Sira Benedikt seemed greatly surprised, and a little embarrassed as well. “I thought surely Olav Half-priest had spoken to you of this?”

Olav shook his head.

“Then ’tis better I tell you myself.” The priest sat in thought awhile, jogging the little dipper that floated in the ale-bowl and making it sail round.

“Did you look at those fair children of mine, the little maids that came in here, Olav?”

“Indeed they were fair. And were it not that I have a young bride waiting for me in the Upplands, I had used my eyes better while your kinswomen were here, Sira!” said Olav with a little smile.
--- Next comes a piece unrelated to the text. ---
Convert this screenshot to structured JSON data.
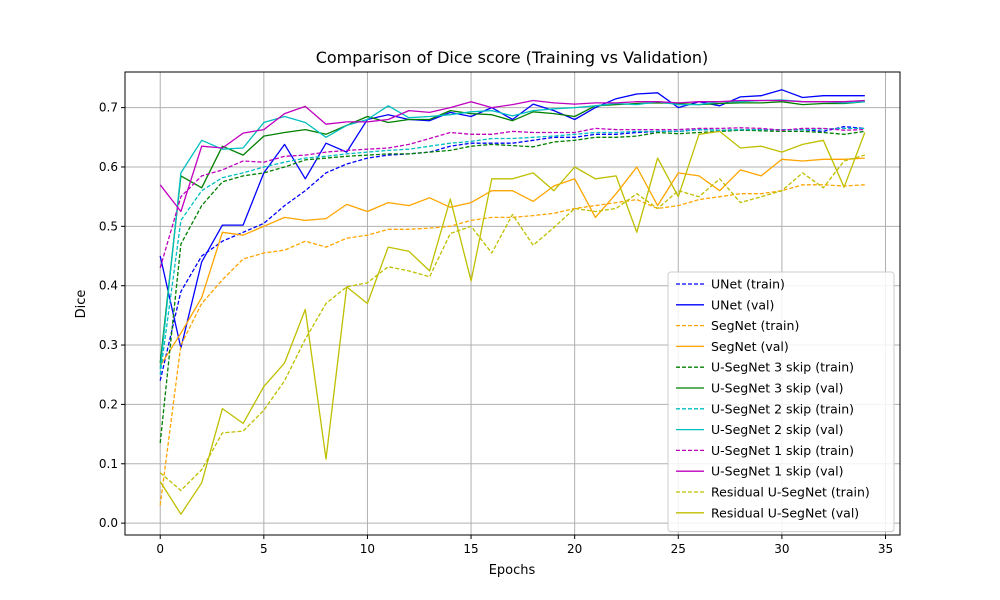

“If I guess your meaning aright,” replied the priest, and he too smiled, but with a troubled look, “you cannot be aware that they are your own kinswomen, and near of kin too?”

Olav turned his eyes upon the priest and waited.

“You are second cousins. Torgils Foulbeard was the father of their father. He ruined my sister—”

Involuntarily Olav’s face was convulsed with horror. Sira Benedikt saw it, guessed the young man’s thought, and said:

“Nay, ’twas before God took his wits from Torgils, or the Evil One, whom he had followed so faithfully, while sin and lust tempted him. Ay, God knows I am not an impartial man when I speak of Olav Half-priest; he and Torgils were foster-brothers, and Olav backed the other through thick and thin. Olav Ribbung would compel Torgils to marry Astrid; he was an honourable, resolute, and loyal man—and when Torgils left her to her shame with his bastard son, while he himself kept to his leman in Oslo and would marry her, Olav Ribbung commanded his son to come hither. Ingolf, your grandfather, and Olav’s daughters, and Ivar Staal, his son-in-law, all said they would not sit at meat with Torgils nor speak to him while he held fast to his purpose. But Torgils was living with the priest, the father of Olav Ingolfsson—the more shame to them that they received him; one was a priest and the other was to be one.